Helena bit her lip, reluctant to add more details yet knowing she must.
“Well, he be claiming he personally witnessed the devil-worship.”
“Oh? And where was that? In his Cathedral, where he keeps his devils stored?”
“At our Sabbat, M’am.”
“Then we know that he is simply lying. Helena, I have talked with this man at some length. He is a servant of the Church, yes. He goes in his master’s name. And he is certainly full of himself. Keenly ambitious, I suspect.
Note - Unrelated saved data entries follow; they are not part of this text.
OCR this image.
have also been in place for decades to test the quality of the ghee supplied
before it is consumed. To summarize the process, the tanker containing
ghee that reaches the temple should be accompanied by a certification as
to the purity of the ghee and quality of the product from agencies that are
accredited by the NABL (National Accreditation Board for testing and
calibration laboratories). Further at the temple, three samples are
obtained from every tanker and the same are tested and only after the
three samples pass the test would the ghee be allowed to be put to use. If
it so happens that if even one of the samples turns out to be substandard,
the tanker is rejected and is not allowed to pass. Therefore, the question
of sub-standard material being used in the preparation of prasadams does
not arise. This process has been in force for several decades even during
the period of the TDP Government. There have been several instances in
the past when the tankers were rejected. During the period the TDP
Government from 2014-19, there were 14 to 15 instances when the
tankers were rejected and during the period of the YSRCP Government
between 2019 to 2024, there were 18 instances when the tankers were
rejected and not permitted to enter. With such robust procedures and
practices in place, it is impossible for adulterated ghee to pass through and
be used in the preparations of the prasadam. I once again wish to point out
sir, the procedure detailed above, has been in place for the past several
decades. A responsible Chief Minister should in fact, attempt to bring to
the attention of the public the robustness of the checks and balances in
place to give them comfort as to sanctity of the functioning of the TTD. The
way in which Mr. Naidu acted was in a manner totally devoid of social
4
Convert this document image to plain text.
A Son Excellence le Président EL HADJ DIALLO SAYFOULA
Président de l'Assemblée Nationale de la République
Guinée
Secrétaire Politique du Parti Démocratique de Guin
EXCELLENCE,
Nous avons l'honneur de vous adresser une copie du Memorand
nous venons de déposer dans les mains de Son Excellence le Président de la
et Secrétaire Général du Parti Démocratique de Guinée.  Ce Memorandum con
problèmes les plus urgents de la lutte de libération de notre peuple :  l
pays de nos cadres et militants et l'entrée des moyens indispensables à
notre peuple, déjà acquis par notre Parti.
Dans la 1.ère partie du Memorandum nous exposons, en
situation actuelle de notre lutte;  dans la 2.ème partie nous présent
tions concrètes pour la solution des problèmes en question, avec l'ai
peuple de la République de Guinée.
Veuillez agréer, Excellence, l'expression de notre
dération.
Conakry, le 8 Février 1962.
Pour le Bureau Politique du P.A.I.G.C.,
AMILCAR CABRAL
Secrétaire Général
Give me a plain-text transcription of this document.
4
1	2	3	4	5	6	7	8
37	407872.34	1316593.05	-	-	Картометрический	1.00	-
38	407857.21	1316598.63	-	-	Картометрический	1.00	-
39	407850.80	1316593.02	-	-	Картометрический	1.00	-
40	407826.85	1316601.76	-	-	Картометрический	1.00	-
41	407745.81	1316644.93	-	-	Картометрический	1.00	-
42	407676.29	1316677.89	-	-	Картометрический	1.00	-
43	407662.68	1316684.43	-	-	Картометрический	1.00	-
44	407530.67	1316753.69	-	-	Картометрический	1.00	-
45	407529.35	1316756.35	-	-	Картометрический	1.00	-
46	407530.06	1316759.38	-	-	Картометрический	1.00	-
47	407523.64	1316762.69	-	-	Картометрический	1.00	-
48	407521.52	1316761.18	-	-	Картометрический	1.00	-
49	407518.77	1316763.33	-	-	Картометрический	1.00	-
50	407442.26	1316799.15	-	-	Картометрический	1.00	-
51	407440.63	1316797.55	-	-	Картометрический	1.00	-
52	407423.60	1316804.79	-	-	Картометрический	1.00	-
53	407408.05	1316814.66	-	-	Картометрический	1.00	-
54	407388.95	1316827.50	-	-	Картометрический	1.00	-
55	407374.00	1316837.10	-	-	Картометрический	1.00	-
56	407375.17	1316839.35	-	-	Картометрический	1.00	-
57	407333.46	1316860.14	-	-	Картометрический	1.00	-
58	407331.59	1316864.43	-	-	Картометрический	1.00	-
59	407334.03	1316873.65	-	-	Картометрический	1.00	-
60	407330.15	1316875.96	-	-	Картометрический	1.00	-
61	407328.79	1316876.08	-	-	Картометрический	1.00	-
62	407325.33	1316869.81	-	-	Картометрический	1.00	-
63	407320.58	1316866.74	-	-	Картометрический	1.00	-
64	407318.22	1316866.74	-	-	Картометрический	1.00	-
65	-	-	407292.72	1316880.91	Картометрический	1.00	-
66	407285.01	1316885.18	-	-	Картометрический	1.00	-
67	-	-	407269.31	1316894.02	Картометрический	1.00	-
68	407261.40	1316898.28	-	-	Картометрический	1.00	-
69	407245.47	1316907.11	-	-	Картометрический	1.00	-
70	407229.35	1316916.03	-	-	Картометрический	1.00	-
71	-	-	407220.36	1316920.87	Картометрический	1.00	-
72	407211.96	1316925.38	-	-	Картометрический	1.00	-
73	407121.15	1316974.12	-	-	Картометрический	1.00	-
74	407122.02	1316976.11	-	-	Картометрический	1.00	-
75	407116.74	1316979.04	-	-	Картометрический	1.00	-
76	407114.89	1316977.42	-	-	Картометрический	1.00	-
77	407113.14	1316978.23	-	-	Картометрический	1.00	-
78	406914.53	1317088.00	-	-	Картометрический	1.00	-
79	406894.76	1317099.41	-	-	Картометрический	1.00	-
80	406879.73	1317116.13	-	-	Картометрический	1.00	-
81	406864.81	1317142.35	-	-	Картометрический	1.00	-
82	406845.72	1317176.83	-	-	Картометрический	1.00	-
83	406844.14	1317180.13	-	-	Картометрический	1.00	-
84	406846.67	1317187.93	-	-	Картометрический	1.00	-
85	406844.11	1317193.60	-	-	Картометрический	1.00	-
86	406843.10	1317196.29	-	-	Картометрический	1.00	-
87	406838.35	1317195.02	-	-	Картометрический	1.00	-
I am sure he is capable of doing harm. But I have glimpsed in him a sophisticated mind. He cannot genuinely believe that at our Sabbat he saw—”
“He says everyone was garbed in Satan’s colour.”
“Oh, and red is not the shade worn by archbishops?” Alyce sputtered.
“And he be claiming he saw a small girl forced to caress the Devil, who went sniffing about in the form of a shaggy black dog—”
“Who could he possib—you mean the way Sara rides around on Tyffin as if the little hound were a pony?”
“More,” Helena went on. “He says the wine casks were abrim with a poison liquid. He says bats and frogs were swimming in it.”
“Feh,” Alyce made a face, “The vintners will not appreciate his compliments. Or is he blaming it on your casks, John?”
“And,” Helena added, “he claims you pointed a sorcerer’s wand at him, m’Lady, and then he was sent flying through the air without being touched. Aye, aye, t’would be funny if t’weren’t so demented. But most horrid of all, he be swearing he spied the burnt remains of newborn infants he says had been thrown into the fire—he swears he saw a dismembered child, bleeding from its chest, lying hacked to pieces by the stone altar. There. T’is the whole of it.” Finished with her list, Helena sat back, breathless.
Alyce pondered the last items.
“Now where could his fevered brain have conjured that from?” she muttered.
Then she had it.
“The kirn dollies,” she whispered, “And Petronilla’s Spectacle.” “What?” chorused her companions.